DraftKings goes public, but with concerns over corporate structure

Posted: April 23, 2020, 5:05 a.m.

Last update: April 23, 2020, 7:52 a.m.

On Thursday, investors in Diamond Eagle Acquisition Corp. (NASDAQ:DEAC) voted overwhelmingly in favor of a previously announced reverse merger with DraftKings and SBTech. This sets the stage for the combined entity to take on the name of the sports betting operator and tomorrow become a public company, trading on the NASDAQ stock exchange under the symbol “DKNG”.

DraftKings ready to trade
DraftKings founder Jason Robins is set to get rich from an IPO, but there are concerns about investor voting rights. (Photo: New York Times)

In a virtual meeting held earlier today, owners of 33.64 million DEAC shares voted in favor of the deal, while 12,367 expressed opposition. Nearly 108,000 shares were not voted on, according to a filing with the Securities and Exchange Commission (SEC).

The deal, announced last December, values ​​cash-losing DraftKings at $3.3 billion, putting the Daily Fantasy Sports (DFS) company in “unicorn” territory, a label reserved for companies that go public at valuations of $1 billion or more.

As initial public offering (IPO) activity declines this year due to the coronavirus pandemic, the combination of the U.S. sports betting boom and strong DraftKings brand recognition should facilitate strong demand for the offer. However, some market watchers are concerned about DraftKings’ corporate structure.

Power in the hands of the few

DraftKings is going public with what’s called a dual-class share structure, meaning that of the 2.1 billion shares issued, there will be two classifications.

Investors with DraftKings Class A – the shares that will be most widely available – get one vote per share on corporate matters. However, DraftKings’ Class B common stock carries 10 votes per share, according to the SEC filing. This allows insiders, namely founder Jason Robins, to retain significant control over the entity while preventing outsiders, such as activist investors, from wielding significant influence.

The dual-class share scheme is popular in Silicon Valley, where founders, including those of Google parent Alphabet (NASDAQ:GOOG) and Facebook (NASDAQ:FB) Mark Zuckerberg, seek to maintain control irreproachable on their “babies”. But this way of composing a society raises concerns about corporate governance.

We’ve seen the number of public companies shrink, which has negative effects on capital markets,” said Phil Bak, founder of Detroit-based ETFs Exponential, in an interview with Casino.org. “Seeing the creativity in the way companies join public markets is a good thing. Ultimately, it is up to investors to determine whether corporate governance is sufficient.

Last year, ride-sharing companies Uber Inc (NYSE:UBER) and Lyft Inc Inc (NASDAQ:LYFT) went public with multiple classes of shares.
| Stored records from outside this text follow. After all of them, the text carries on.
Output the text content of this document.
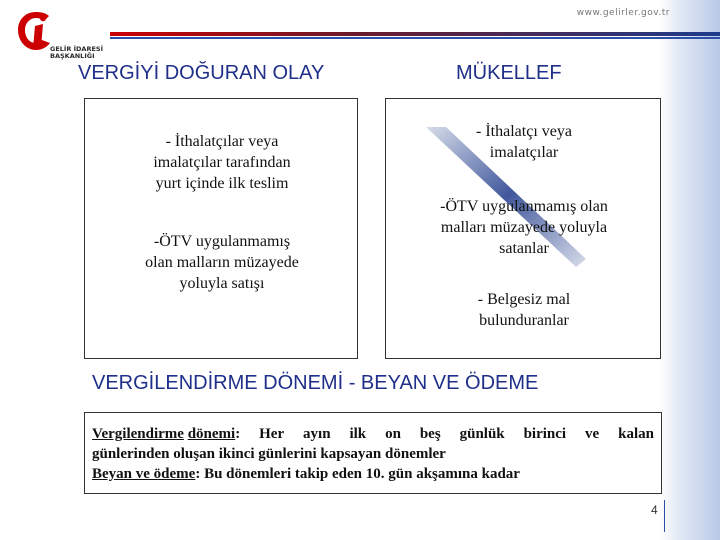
www.gelirler.gov.tr
GELİR İDARESİ BAŞKANLIĞI
VERGİYİ DOĞURAN OLAY	MÜKELLEF
- İthalatçılar veya
imalatçılar tarafından
yurt içinde ilk teslim
-ÖTV uygulanmamış
olan malların müzayede
yoluyla satışı
- İthalatçı veya
imalatçılar
-ÖTV uygulanmamış olan
malları müzayede yoluyla
satanlar
- Belgesiz mal
bulunduranlar
VERGİLENDİRME DÖNEMİ - BEYAN VE ÖDEME
Vergilendirme dönemi: Her ayın ilk on beş günlük birinci ve kalan
günlerinden oluşan ikinci günlerini kapsayan dönemler
Beyan ve ödeme: Bu dönemleri takip eden 10. gün akşamına kadar
4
But the increased frequency of the methodology does not dispel criticism of it.

“Many investors and corporate governance experts are sounding the alarm about the growing prevalence of dual-class share structures, given the potential risks such ownership arrangements pose to common shareholders,” according to Harvard. “They argue that the gap between control and economic ownership reduces accountability to the economic owners of the firm, entrenches management, and distorts incentives..”

Another problem

Already struggling with a lack of profitability, DraftKings could face a tough first quarter as a public company on that front, as no US sports are currently taking place due to COVID-19.

Sports betting operators got some relief with the NFL Draft this week. NASCAR is slated to return next month, followed by the PGA Tour in June, both of which could bolster DraftKings revenue in its early days as a public company.

DraftKings operates sportsbooks in eight states, with Colorado set to increase that number to nine on May 1.